A acessibilidade na prática deixou de ser apenas uma diretriz de inclusão social para se tornar um requisito legal, técnico e estratégico em projetos arquitetônicos e de engenharia no Brasil.
Com a vigência da Lei Brasileira de Inclusão (LBI – Lei nº 13.146/2015) e a aplicação obrigatória da NBR 9050:2020, arquitetos, engenheiros, construtoras e gestores públicos assumem papel central na garantia do direito fundamental de ir e vir.
Mais do que cumprir normas, a acessibilidade impacta diretamente:
a regularização da obra;
a responsabilidade técnica dos profissionais;
a segurança jurídica do empreendimento;
e a autonomia do usuário final.
Neste artigo, mostramos por que a conformidade técnica em acessibilidade é a maior aliada do seu projeto.
A Lei Brasileira de Inclusão promoveu uma mudança estrutural no conceito de deficiência. Hoje, ela não é atribuída ao indivíduo, mas à interação entre impedimentos físicos, sensoriais ou intelectuais e as barreiras existentes no ambiente.
Nesse cenário, a acessibilidade passa a ser entendida como um direito-meio. Sem ela, o cidadão encontra obstáculos para acessar direitos básicos como saúde, educação, trabalho e serviços públicos.
Para profissionais da construção civil, isso significa que eliminar barreiras arquitetônicas, urbanísticas e comunicacionais não é um diferencial do projeto — é sua premissa técnica básica.
A NBR 9050:2020, norma da ABNT que regulamenta a acessibilidade a edificações, mobiliário, espaços e equipamentos urbanos, é hoje o principal instrumento técnico de aplicação da LBI.
Seu cumprimento é compulsório e está diretamente vinculado à:
emissão de alvarás de construção e funcionamento;
concessão do Habite-se;
aprovação de projetos públicos e privados.

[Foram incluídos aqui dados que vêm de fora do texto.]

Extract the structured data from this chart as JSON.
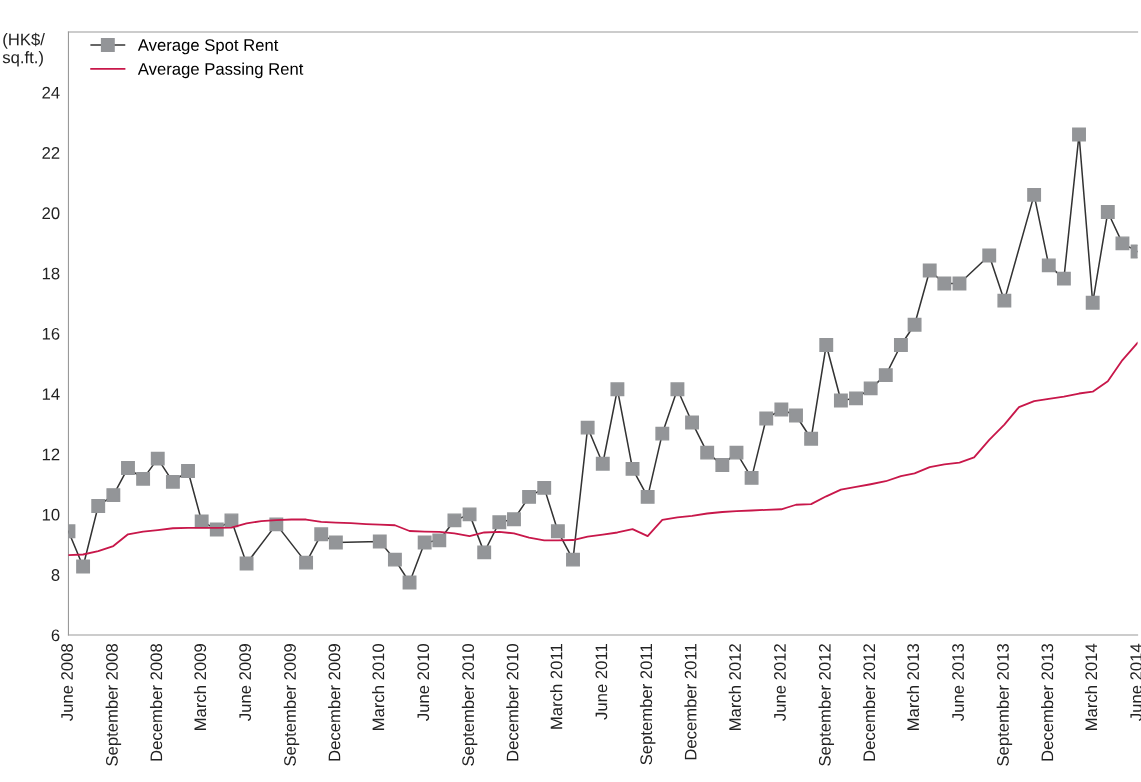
{
  "chart_data": {
    "type": "line",
    "ylabel": "(HK$/\nsq.ft.)",
    "ylim": [
      6,
      26
    ],
    "yticks": [
      6,
      8,
      10,
      12,
      14,
      16,
      18,
      20,
      22,
      24
    ],
    "xlim": [
      "2008-06",
      "2014-06"
    ],
    "xticks": [
      {
        "value": "2008-06",
        "label": "June 2008"
      },
      {
        "value": "2008-09",
        "label": "September 2008"
      },
      {
        "value": "2008-12",
        "label": "December 2008"
      },
      {
        "value": "2009-03",
        "label": "March 2009"
      },
      {
        "value": "2009-06",
        "label": "June 2009"
      },
      {
        "value": "2009-09",
        "label": "September 2009"
      },
      {
        "value": "2009-12",
        "label": "December 2009"
      },
      {
        "value": "2010-03",
        "label": "March 2010"
      },
      {
        "value": "2010-06",
        "label": "June 2010"
      },
      {
        "value": "2010-09",
        "label": "September 2010"
      },
      {
        "value": "2010-12",
        "label": "December 2010"
      },
      {
        "value": "2011-03",
        "label": "March 2011"
      },
      {
        "value": "2011-06",
        "label": "June 2011"
      },
      {
        "value": "2011-09",
        "label": "September 2011"
      },
      {
        "value": "2011-12",
        "label": "December 2011"
      },
      {
        "value": "2012-03",
        "label": "March 2012"
      },
      {
        "value": "2012-06",
        "label": "June 2012"
      },
      {
        "value": "2012-09",
        "label": "September 2012"
      },
      {
        "value": "2012-12",
        "label": "December 2012"
      },
      {
        "value": "2013-03",
        "label": "March 2013"
      },
      {
        "value": "2013-06",
        "label": "June 2013"
      },
      {
        "value": "2013-09",
        "label": "September 2013"
      },
      {
        "value": "2013-12",
        "label": "December 2013"
      },
      {
        "value": "2014-03",
        "label": "March 2014"
      },
      {
        "value": "2014-06",
        "label": "June 2014"
      }
    ],
    "legend": "top left",
    "grid": false,
    "series": [
      {
        "name": "Average Spot Rent",
        "color": "#939598",
        "marker": "square",
        "x": [
          "2008-06",
          "2008-07",
          "2008-08",
          "2008-09",
          "2008-10",
          "2008-11",
          "2008-12",
          "2009-01",
          "2009-02",
          "2009-03",
          "2009-04",
          "2009-05",
          "2009-06",
          "2009-08",
          "2009-10",
          "2009-11",
          "2009-12",
          "2010-03",
          "2010-04",
          "2010-05",
          "2010-06",
          "2010-07",
          "2010-08",
          "2010-09",
          "2010-10",
          "2010-11",
          "2010-12",
          "2011-01",
          "2011-02",
          "2011-03",
          "2011-04",
          "2011-05",
          "2011-06",
          "2011-07",
          "2011-08",
          "2011-09",
          "2011-10",
          "2011-11",
          "2011-12",
          "2012-01",
          "2012-02",
          "2012-03",
          "2012-04",
          "2012-05",
          "2012-06",
          "2012-07",
          "2012-08",
          "2012-09",
          "2012-10",
          "2012-11",
          "2012-12",
          "2013-01",
          "2013-02",
          "2013-03",
          "2013-04",
          "2013-05",
          "2013-06",
          "2013-08",
          "2013-09",
          "2013-11",
          "2013-12",
          "2014-01",
          "2014-02",
          "2014-03",
          "2014-04",
          "2014-05",
          "2014-06"
        ],
        "values": [
          9.44,
          8.27,
          10.28,
          10.64,
          11.54,
          11.18,
          11.85,
          11.08,
          11.44,
          9.77,
          9.5,
          9.8,
          8.37,
          9.67,
          8.4,
          9.34,
          9.07,
          9.1,
          8.5,
          7.74,
          9.07,
          9.14,
          9.8,
          10.0,
          8.74,
          9.74,
          9.84,
          10.58,
          10.88,
          9.44,
          8.5,
          12.88,
          11.68,
          14.15,
          11.51,
          10.58,
          12.68,
          14.15,
          13.05,
          12.05,
          11.64,
          12.05,
          11.21,
          13.18,
          13.48,
          13.28,
          12.51,
          15.62,
          13.78,
          13.85,
          14.18,
          14.62,
          15.62,
          16.29,
          18.09,
          17.66,
          17.66,
          18.59,
          17.09,
          20.6,
          18.26,
          17.82,
          22.6,
          17.02,
          20.03,
          18.99,
          18.72
        ]
      },
      {
        "name": "Average Passing Rent",
        "color": "#c8174a",
        "marker": "none",
        "x": [
          "2008-06",
          "2008-07",
          "2008-08",
          "2008-09",
          "2008-10",
          "2008-11",
          "2008-12",
          "2009-01",
          "2009-02",
          "2009-03",
          "2009-04",
          "2009-05",
          "2009-06",
          "2009-07",
          "2009-08",
          "2009-09",
          "2009-10",
          "2009-11",
          "2009-12",
          "2010-01",
          "2010-02",
          "2010-03",
          "2010-04",
          "2010-05",
          "2010-06",
          "2010-07",
          "2010-08",
          "2010-09",
          "2010-10",
          "2010-11",
          "2010-12",
          "2011-01",
          "2011-02",
          "2011-03",
          "2011-04",
          "2011-05",
          "2011-06",
          "2011-07",
          "2011-08",
          "2011-09",
          "2011-10",
          "2011-11",
          "2011-12",
          "2012-01",
          "2012-02",
          "2012-03",
          "2012-04",
          "2012-05",
          "2012-06",
          "2012-07",
          "2012-08",
          "2012-09",
          "2012-10",
          "2012-11",
          "2012-12",
          "2013-01",
          "2013-02",
          "2013-03",
          "2013-04",
          "2013-05",
          "2013-06",
          "2013-07",
          "2013-08",
          "2013-09",
          "2013-10",
          "2013-11",
          "2013-12",
          "2014-01",
          "2014-02",
          "2014-03",
          "2014-04",
          "2014-05",
          "2014-06"
        ],
        "values": [
          8.65,
          8.67,
          8.78,
          8.95,
          9.34,
          9.43,
          9.48,
          9.54,
          9.55,
          9.55,
          9.55,
          9.56,
          9.7,
          9.78,
          9.81,
          9.83,
          9.83,
          9.75,
          9.73,
          9.71,
          9.68,
          9.66,
          9.64,
          9.45,
          9.43,
          9.42,
          9.37,
          9.28,
          9.4,
          9.42,
          9.37,
          9.23,
          9.14,
          9.14,
          9.15,
          9.26,
          9.33,
          9.4,
          9.51,
          9.28,
          9.82,
          9.9,
          9.95,
          10.03,
          10.08,
          10.11,
          10.13,
          10.15,
          10.17,
          10.32,
          10.34,
          10.6,
          10.82,
          10.91,
          11.0,
          11.1,
          11.27,
          11.36,
          11.57,
          11.66,
          11.72,
          11.89,
          12.47,
          12.98,
          13.56,
          13.76,
          13.83,
          13.91,
          14.01,
          14.07,
          14.42,
          15.12,
          15.69
        ]
      }
    ]
  }
}
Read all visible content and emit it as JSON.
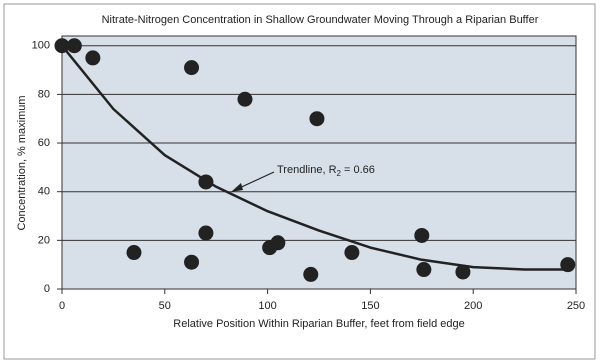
{
  "chart_data": {
    "type": "scatter",
    "title": "Nitrate-Nitrogen Concentration in Shallow Groundwater Moving Through a Riparian Buffer",
    "x_label": "Relative Position Within Riparian Buffer, feet from field edge",
    "y_label": "Concentration, % maximum",
    "x": [
      0,
      6,
      15,
      35,
      63,
      63,
      70,
      70,
      89,
      101,
      105,
      124,
      121,
      141,
      175,
      176,
      195,
      246
    ],
    "values": [
      100,
      100,
      95,
      15,
      91,
      11,
      44,
      23,
      78,
      17,
      19,
      70,
      6,
      15,
      22,
      8,
      7,
      10
    ],
    "color": "#222222",
    "trendline": {
      "x": [
        0,
        25,
        50,
        75,
        100,
        125,
        150,
        175,
        200,
        225,
        245
      ],
      "values": [
        100,
        74,
        55,
        42,
        32,
        24,
        17,
        12,
        9,
        8,
        8
      ],
      "color": "#222222"
    },
    "annotation": {
      "text": "Trendline, R",
      "subscript": "2",
      "suffix": " = 0.66"
    },
    "xlim": [
      0,
      250
    ],
    "xticks": [
      0,
      50,
      100,
      150,
      200,
      250
    ],
    "ylim": [
      0,
      104
    ],
    "yticks": [
      0,
      20,
      40,
      60,
      80,
      100
    ],
    "grid": true,
    "background": "#d7dfe9"
  }
}
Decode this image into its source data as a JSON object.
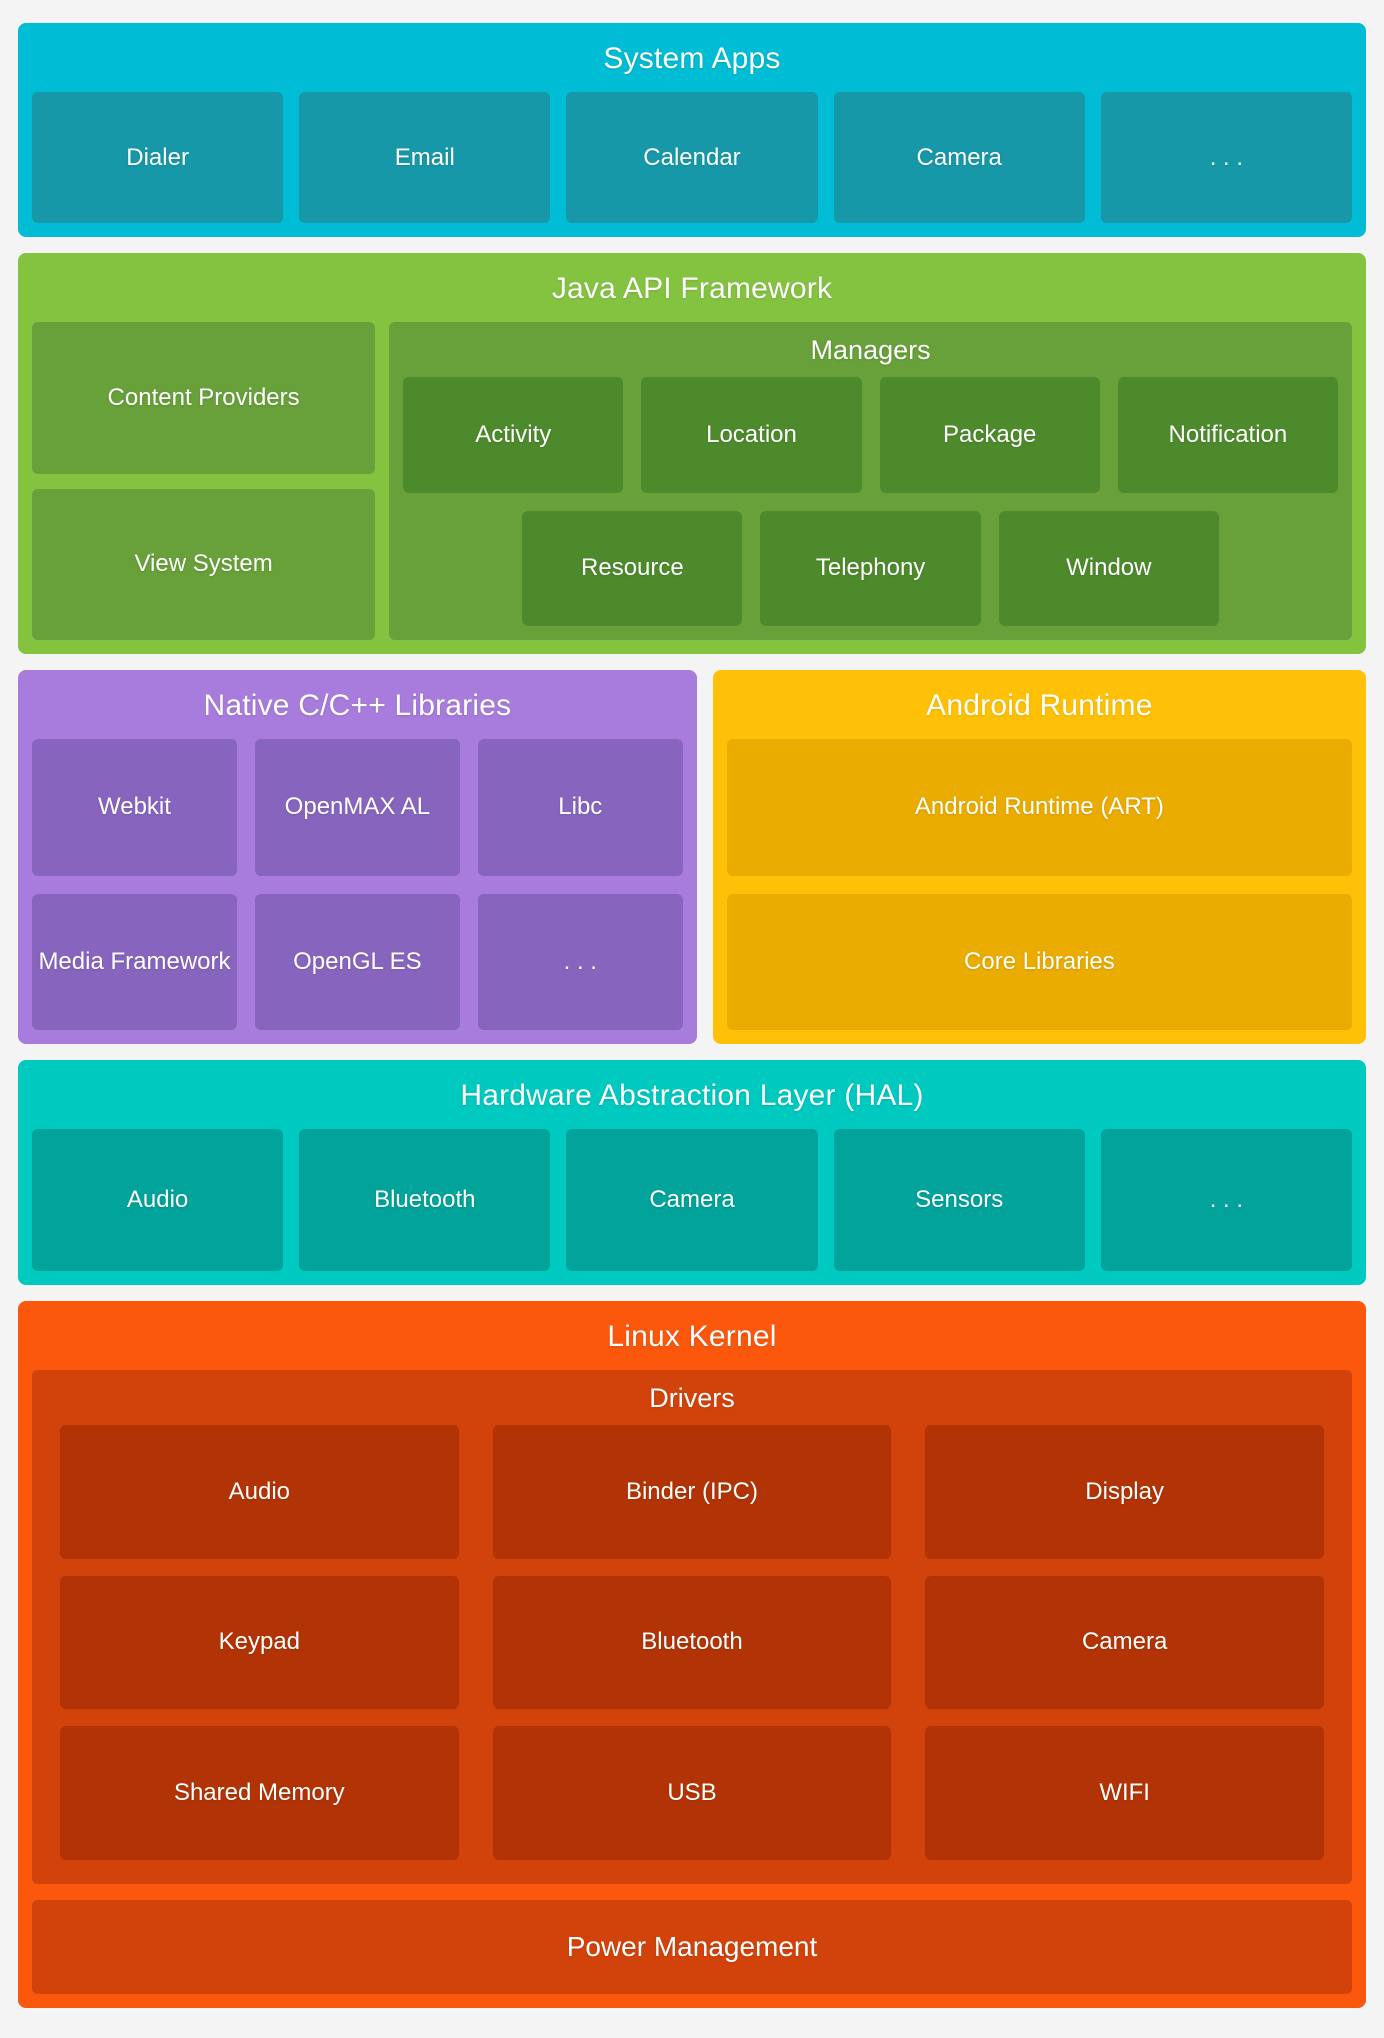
{
  "page": {
    "background": "#F4F4F4",
    "text_color": "#FFFFFF"
  },
  "layers": {
    "system_apps": {
      "title": "System Apps",
      "colors": {
        "bg": "#00BCD4",
        "box": "#1798A8"
      },
      "boxes": [
        "Dialer",
        "Email",
        "Calendar",
        "Camera",
        ". . ."
      ]
    },
    "java_api": {
      "title": "Java API Framework",
      "colors": {
        "bg": "#84C340",
        "panel": "#68A03A",
        "box": "#4D8A2C"
      },
      "left_boxes": [
        "Content Providers",
        "View System"
      ],
      "managers": {
        "title": "Managers",
        "row1": [
          "Activity",
          "Location",
          "Package",
          "Notification"
        ],
        "row2": [
          "Resource",
          "Telephony",
          "Window"
        ]
      }
    },
    "native_libs": {
      "title": "Native C/C++ Libraries",
      "colors": {
        "bg": "#A77CDC",
        "box": "#8765BE"
      },
      "boxes": [
        "Webkit",
        "OpenMAX AL",
        "Libc",
        "Media Framework",
        "OpenGL ES",
        ". . ."
      ]
    },
    "android_runtime": {
      "title": "Android Runtime",
      "colors": {
        "bg": "#FFC107",
        "box": "#EAAC00"
      },
      "boxes": [
        "Android Runtime (ART)",
        "Core Libraries"
      ]
    },
    "hal": {
      "title": "Hardware Abstraction Layer (HAL)",
      "colors": {
        "bg": "#00C9BF",
        "box": "#01A39B"
      },
      "boxes": [
        "Audio",
        "Bluetooth",
        "Camera",
        "Sensors",
        ". . ."
      ]
    },
    "linux_kernel": {
      "title": "Linux Kernel",
      "colors": {
        "bg": "#FB570D",
        "panel": "#D2430B",
        "box": "#B23406"
      },
      "drivers": {
        "title": "Drivers",
        "boxes": [
          "Audio",
          "Binder (IPC)",
          "Display",
          "Keypad",
          "Bluetooth",
          "Camera",
          "Shared Memory",
          "USB",
          "WIFI"
        ]
      },
      "power": "Power Management"
    }
  }
}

A norma foi atualizada com base em dados reais: mais de 45 milhões de brasileiros possuem algum tipo de limitação funcional. Por isso, seus parâmetros são objetivos e não admitem interpretações subjetivas.
Representa a projeção mínima de uma pessoa em cadeira de rodas:
0,80 m × 1,20 m, servindo de base para áreas de circulação, aproximação e manobra.
Devem ser contínuas, desobstruídas e sinalizadas, conectando todos os ambientes com segurança e autonomia.
A norma não exige apenas instalação, mas funcionalidade.
Pisos táteis, corrimãos e elementos de orientação devem apresentar contraste mínimo de 30 pontos de LRV em relação às superfícies adjacentes.
Um erro frequente em obras é o uso incorreto do piso tátil, comprometendo toda a rota acessível.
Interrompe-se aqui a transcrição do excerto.